I was still hugging the roast capon with one arm, with the other I clung to him as together we walked in the direction of the Rue des Pipots. On the way we halted at a respectable eating-house, where my protector gave me some money wherewith to buy a bottle of good wine and sundry provisions and delicacies which we carried home with us.
Never shall I forget the look of horror which came in Mme. la Marquise’s eyes when she saw me entering our miserable attic in the company of a stranger. The last of the little bit of tallow candle flickered in its socket. Madame threw her emaciated arms over her child, just like some poor hunted animal defending its young. I could almost hear the cry of terror which died down in her throat ere it reached her lips. But then, monsieur, to see the light of hope gradually illuminating her pale, wan face as the stranger took her hand and spoke to her—oh! so gently and so kindly—was a sight which filled my poor, half-broken heart with joy.
“The little invalid must be seen by a doctor at once,” he said, “after that only can we think of your ultimate safety.”
Mme. la Marquise, who herself was terribly weak and ill, burst out crying. “Would I not have taken him to a doctor ere now?” she murmured through her tears. “But there is no doctor in Lyons. Those who have not been arrested as traitors have fled from this stricken city. And my little Jose is dying for want of medical care.”
“Your pardon, madame,” he rejoined gently, “one of the ablest doctors in France is at present in Lyons—–”
“That infamous Laporte,” she broke in, horrified. “He would snatch my sick child from my arms and throw him to the guillotine.”

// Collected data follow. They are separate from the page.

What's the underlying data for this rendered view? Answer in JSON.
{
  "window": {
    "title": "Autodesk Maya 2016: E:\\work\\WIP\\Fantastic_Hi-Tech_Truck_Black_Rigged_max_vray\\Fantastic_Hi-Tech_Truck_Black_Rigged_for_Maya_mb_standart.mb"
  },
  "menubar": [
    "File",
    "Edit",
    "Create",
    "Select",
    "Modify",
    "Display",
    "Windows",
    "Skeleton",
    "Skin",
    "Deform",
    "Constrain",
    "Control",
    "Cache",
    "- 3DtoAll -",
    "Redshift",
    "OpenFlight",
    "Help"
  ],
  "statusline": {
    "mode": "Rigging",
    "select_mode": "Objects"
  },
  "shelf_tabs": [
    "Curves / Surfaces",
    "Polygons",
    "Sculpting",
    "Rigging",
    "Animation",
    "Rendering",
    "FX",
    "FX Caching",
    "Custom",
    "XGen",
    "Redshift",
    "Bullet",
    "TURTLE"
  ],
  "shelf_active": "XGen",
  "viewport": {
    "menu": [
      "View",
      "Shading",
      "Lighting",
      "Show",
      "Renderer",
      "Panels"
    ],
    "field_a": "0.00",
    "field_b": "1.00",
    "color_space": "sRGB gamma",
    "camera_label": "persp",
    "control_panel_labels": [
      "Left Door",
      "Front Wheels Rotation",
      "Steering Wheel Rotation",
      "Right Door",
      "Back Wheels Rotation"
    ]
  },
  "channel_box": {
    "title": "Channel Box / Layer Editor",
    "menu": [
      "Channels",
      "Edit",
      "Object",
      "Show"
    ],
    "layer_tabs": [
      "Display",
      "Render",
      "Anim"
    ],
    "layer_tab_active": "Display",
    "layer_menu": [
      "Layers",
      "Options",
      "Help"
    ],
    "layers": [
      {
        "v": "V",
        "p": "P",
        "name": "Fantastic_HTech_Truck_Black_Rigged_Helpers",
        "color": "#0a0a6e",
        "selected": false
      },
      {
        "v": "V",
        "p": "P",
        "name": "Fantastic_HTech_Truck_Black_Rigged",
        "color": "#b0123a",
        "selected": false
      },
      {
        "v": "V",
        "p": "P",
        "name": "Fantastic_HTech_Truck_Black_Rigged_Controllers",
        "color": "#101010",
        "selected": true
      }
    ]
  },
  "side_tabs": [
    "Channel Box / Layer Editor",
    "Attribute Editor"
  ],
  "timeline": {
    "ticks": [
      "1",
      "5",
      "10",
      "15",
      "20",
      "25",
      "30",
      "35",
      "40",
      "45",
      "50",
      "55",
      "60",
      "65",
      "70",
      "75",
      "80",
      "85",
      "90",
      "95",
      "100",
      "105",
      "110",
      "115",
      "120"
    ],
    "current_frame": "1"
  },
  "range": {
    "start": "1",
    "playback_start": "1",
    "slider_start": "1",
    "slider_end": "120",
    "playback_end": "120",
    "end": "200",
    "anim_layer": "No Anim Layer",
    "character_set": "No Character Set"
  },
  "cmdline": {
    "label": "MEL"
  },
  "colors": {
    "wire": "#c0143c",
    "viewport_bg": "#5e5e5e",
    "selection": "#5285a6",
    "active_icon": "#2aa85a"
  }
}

“He would save your boy from disease,” said the stranger earnestly, “his own professional pride or professional honour, whatever he might choose to call it, would compel him to do that. But the moment the doctor’s work was done, that of the executioner would commence.”
“You see, milor,” moaned Madame in pitiable agony, “that there is no hope for us.”
“Indeed there is,” he replied. “We must get M. le Vicomte well first— after that we shall see.”
“But you are not proposing to bring that infamous Laporte to my child’s bedside!” she cried in horror.
“Would you have your child die here before your eyes,” retorted the stranger, “as he undoubtedly will this night?”
This sounded horribly cruel, and the tone in which it was said was commanding. There was no denying its truth. M. le Vicomte was dying. I could see that. For a moment or two madame remained quite still, with her great eyes, circled with pain and sorrow, fixed upon the stranger. He returned her gaze steadily and kindly, and gradually that frozen look of horror in her pale face gave place to one of deep puzzlement, and through her bloodless lips there came the words, faintly murmured: “Who are you?”